BCMA標的ADC(抗体薬物複合体)による多発性骨髄腫の治療

  • US Food and Drug Administration (FDA) grants priority review of belantamab mafodotin for patients with relapsed or refractory multiple myeloma - with potential to be the first anti-BCMA treatment available to patients

グラクソスミスクラインが再発・難治性の多発性硬化症治療薬として開発した、B細胞成熟抗原(B-cell maturation antigen)を標的とする抗体薬物複合体(ADC)ベランタマブ・マフォドチンの承認申請をFDAが優先審査に指定した。承認されれば患者に届けられる初めての抗BCMA治療薬となる。

2019/12/16

抗BCMA抗体による多発性骨髄腫の治療

  • Pivotal DREAMM-2 study demonstrated a clinically meaningful overall response rate with belantamab mafodotin (GSK2857916) for patients with relapsed/refractory multiple myeloma (再発・難治性の多発性骨髄腫の患者を対象とする申請用臨床試験において、ベランタマブ(GSK2875916)は有意義な全奏効率を示した)
  • ベランタマブはグラクソがSeattle Geneticsのリンカー技術と協和発酵キリンのポテリジェント技術を導入して開発したADC(抗体薬物複合体)医薬であり、B細胞成熟抗原(BCMA)を標的としている。すでに多重治療が施され、CD38標的抗体医薬に対して不耐容となった再発・難治性の多発性骨髄腫の患者97例を登録した申請用フェーズ3試験において31%の全奏効率を示した。

(参考)
ヤンセンが開発したCD38標的抗体ダーザレックスは2015年に承認され、多発性骨髄腫を適応症として2018年売上高は20憶㌦に達した。
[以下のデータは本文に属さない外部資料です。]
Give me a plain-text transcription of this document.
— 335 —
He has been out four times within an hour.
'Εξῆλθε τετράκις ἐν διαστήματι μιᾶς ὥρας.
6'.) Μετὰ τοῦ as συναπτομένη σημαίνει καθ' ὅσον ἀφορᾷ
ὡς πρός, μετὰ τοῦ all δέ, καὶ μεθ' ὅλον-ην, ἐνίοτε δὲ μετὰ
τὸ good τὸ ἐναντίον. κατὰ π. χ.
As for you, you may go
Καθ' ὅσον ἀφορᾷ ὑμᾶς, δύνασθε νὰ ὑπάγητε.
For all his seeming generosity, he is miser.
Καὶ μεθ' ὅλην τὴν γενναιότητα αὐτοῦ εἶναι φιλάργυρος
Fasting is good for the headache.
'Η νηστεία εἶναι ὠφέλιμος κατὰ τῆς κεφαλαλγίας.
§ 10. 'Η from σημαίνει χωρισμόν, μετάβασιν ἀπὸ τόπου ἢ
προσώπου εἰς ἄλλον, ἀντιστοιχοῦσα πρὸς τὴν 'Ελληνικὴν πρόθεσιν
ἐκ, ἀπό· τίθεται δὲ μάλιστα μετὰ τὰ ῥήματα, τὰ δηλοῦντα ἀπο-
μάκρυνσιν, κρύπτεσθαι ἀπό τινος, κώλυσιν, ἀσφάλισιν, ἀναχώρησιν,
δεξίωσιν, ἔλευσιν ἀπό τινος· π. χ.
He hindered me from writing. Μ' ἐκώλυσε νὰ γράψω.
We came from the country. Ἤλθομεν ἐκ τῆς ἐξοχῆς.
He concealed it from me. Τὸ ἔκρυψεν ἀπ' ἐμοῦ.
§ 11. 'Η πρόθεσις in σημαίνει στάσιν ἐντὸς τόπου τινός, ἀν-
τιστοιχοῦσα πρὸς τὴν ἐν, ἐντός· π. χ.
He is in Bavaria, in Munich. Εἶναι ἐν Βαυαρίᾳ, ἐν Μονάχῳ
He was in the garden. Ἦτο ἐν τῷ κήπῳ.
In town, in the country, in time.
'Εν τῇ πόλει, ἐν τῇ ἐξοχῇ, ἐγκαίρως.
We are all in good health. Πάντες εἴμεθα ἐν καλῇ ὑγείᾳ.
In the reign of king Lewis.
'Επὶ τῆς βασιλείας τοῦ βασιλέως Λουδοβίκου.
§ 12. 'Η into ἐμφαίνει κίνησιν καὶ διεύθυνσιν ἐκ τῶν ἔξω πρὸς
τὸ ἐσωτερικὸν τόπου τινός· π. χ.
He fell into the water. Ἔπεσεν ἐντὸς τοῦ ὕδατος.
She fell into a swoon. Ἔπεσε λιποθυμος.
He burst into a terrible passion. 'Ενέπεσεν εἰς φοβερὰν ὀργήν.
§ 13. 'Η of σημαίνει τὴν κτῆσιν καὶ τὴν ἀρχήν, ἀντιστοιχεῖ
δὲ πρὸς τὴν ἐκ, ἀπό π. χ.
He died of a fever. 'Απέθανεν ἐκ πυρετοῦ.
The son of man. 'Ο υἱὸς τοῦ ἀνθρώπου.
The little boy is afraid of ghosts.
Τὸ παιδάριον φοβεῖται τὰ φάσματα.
その他のCD38標的抗体はサノフィが開発中のイサツキシマブが昨年(2019年)7月にBLA申請が受理されている。臨床段階にある抗BCMA抗体医薬はGSKのベランタマブだけである。

2019/12/06

多発性骨髄腫を対象とするCAR-T治療薬をFDAが画期的治療に指定

  • Janssen Announces BCMA CAR-T Therapy JNJ-4528 Granted U.S. FDA Breakthrough Therapy Designation for the Treatment of Relapsed or Refractory Multiple Myeloma (ヤンセンが開発中のBCMA標的CAR-T治療薬JNJ-4528が再発性・難治性の多発性骨髄腫に対してFDAの画期的治療指定(BTD)を取得した)

(参考)
CAR-T治療薬として初めて承認されたキムリア(ノバルティス)は2017年8月にB細胞急性リンパ性白血病(ALL)、2018年5月にB細胞リンパ腫の適応症を取得し、続いて慢性リンパ性白血病(CLL)に対する適応を模索している。カイト(現ギリアド)が2017年10月に承認取得したイエスカルタはびまん性大細胞B細胞リンパ腫を適応症としており、急性リンパ性白血病(ALL)についてはフェーズ1/2臨床試験の段階にある。骨髄腫を対象とする臨床試験を実施しているCAR-T治療薬は、現時点ではヤンセンのJNJ-4528だけである。